Para o sentirmos em plenitude, necessitamos de o pensar, sob pena de na ausência de concepção não conseguirmos abranger a sua intensidade. Não que o sentir não seja o bastante para o considerarmos enorme, ou não fora o mesmo residente permanente dos afectos internos inexplicáveis e ruidosos, mas na realidade parece-me que carece de intelecto, para que saibamos da sua dignidade e da sua nobreza. Somos seres complexos, associamos pensamento a sentimento e creio que quem nos criou o tenha ordenado com o objectivo categórico do encaixe perfeito, que apenas nasce na fusão dos dois. Não julgo o amor animal um amor menor do que o nosso, pelas diferentes aptidões, jamais o faria. Encontro nesses seres verdadeiras provas de maternidade,  de paternidade, de grupo, de dedicação, mas a nossa faculdade pode ir muito além desta ligação congénita ao ser vivo, se conseguirmos olhar para nós e para o que nos une ao outro, sem medo do que poderemos encontrar. 

Falo nas mais diversas vertentes que possamos discorrer, embora todas tenham as suas particularidades. Desde as ligações de amizade, que nascem na mais tenra idade, às relações mais maduras que construímos com o crescimento, passando pelas uniões familiares, e ainda pelas paixões urgentes, dirigidas a alguém que naquele preciso momento reúne o suficiente para nos arrancar do chão e nos colocar erguidos acima do solo, num mundo onde o coração acelera, o corpo rejuvenesce e a alma parece pulsar vida e emergência. Curioso este fenómeno da paixão, contraditório, também ele difícil de explicar. Vem submerso em antagonismos e mistérios, forças que nos agarram o corpo e o tornam na mesma exacta medida, mais forte e mais fraco, mais atento e mais distraído, mais impaciente e mais sossegado, mais intenso e mais sereno. 

Olho ao meu redor e tento descobrir que outro propósito nos poderá trazer por cá. Respeito quem com consciência escolha outras vertentes da existência, mas honestamente sinto alguma compaixão de quem escolhe fugir desta essência que nos impulsiona desde que nascemos até que partimos e que será tanto mais plena quanto mais de perto a conseguirmos consciencializar, na sua imensa inconsciência.
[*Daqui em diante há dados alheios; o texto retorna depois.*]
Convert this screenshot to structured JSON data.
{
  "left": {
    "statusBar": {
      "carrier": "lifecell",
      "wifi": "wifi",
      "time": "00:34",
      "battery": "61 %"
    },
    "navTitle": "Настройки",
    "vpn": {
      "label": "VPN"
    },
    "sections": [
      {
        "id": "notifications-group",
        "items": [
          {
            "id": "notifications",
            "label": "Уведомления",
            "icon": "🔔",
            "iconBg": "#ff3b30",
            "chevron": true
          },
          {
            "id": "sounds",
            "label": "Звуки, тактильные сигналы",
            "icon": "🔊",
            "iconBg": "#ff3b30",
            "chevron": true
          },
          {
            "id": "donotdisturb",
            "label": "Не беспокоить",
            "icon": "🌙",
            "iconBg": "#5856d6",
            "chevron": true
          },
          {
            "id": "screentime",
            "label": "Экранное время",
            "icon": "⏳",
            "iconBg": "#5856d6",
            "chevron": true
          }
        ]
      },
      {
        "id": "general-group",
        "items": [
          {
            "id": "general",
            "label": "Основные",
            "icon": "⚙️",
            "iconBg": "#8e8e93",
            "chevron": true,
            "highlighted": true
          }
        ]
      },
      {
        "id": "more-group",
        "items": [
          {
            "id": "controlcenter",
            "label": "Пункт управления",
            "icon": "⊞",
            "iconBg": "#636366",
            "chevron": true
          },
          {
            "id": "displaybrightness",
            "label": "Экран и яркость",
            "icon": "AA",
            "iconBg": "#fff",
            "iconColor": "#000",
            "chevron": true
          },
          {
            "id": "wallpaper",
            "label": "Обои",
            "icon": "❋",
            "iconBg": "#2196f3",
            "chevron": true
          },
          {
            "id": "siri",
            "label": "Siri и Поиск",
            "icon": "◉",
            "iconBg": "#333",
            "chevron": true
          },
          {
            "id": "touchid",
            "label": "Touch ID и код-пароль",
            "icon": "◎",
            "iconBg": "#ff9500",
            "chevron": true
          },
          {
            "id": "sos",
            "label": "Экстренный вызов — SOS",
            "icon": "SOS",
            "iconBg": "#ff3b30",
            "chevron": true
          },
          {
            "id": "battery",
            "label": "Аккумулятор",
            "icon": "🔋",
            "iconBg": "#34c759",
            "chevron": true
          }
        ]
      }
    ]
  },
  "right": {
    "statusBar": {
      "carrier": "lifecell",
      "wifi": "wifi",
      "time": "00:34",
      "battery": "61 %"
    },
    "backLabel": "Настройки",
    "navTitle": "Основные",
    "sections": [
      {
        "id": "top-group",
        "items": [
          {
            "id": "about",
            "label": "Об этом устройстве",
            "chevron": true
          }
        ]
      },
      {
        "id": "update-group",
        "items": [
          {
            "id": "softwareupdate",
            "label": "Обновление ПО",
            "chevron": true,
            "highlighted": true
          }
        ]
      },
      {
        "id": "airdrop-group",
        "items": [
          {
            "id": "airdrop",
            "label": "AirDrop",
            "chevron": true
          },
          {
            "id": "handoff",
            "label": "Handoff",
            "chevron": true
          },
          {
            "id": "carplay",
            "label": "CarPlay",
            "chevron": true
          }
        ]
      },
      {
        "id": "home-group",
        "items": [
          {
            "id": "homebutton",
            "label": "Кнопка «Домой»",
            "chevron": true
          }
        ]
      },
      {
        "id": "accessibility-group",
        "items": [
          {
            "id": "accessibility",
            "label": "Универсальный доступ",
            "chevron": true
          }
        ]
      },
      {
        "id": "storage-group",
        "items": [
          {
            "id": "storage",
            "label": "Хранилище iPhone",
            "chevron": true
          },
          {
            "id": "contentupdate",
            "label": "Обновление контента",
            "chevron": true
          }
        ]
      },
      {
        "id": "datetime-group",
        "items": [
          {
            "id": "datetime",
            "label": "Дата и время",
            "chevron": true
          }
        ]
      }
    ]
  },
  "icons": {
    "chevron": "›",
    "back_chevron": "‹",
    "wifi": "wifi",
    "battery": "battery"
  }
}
Olhar as ligações humanas com a nossa intelectualidade desperta, pode impelir o nosso caminho para uma evolução em potência, para descobertas perfeitas e imperfeitas, para corações plenos e corações partidos, até a um lugar onde nenhum foguetão e nenhuma ciência nos conseguirá transportar. 

Não deveremos esquecer o nosso amor inicial, connosco próprios. O respeito com que olhamos o nosso ser embate num confronto directo com o que conseguimos dar e serve de uma base perfeita para outras formas de amar. Parece tão simples, mas na verdade talvez percamos muito tempo em esforços rudimentares, direcções erradas e caminhos desconexos, procurando por nós em outro alguém, que poderá nunca chegar. O móbil é sempre o mesmo: A plenitude, o preenchimento do nosso eu, o fechamento de um círculo que internamente se afigure perfeito, imune ao sentido estético e aos destinos errantes, muito mais inteiro do que qualquer história que consigamos delinear num papel, numa tela, num quadro ou em qualquer outra obra de arte. Só quem já se despojou de ideais pré-concebidos, se libertou de preceitos e preconceitos e se procurou a si próprio com algum tormento, pode almejar entrar no território da excelência, imperfeita e inacabada, que estas ligações mais puras podem alcançar. 

O resto? É grito, é dependência, é corpo, é pouca ambição, é uma vida perdida num inglório fogo fátuo, um móbil que parece ter engolido o mundo, mas que há-de morrer. 

Nada neste processo é imediato, o caminho é longo, pode cansar. Mas vale cada passo, cada dia, cada noite, cada pedra, cada queda, cada palavra nova que internamente procuremos construir, sem que a consigamos realmente encontrar.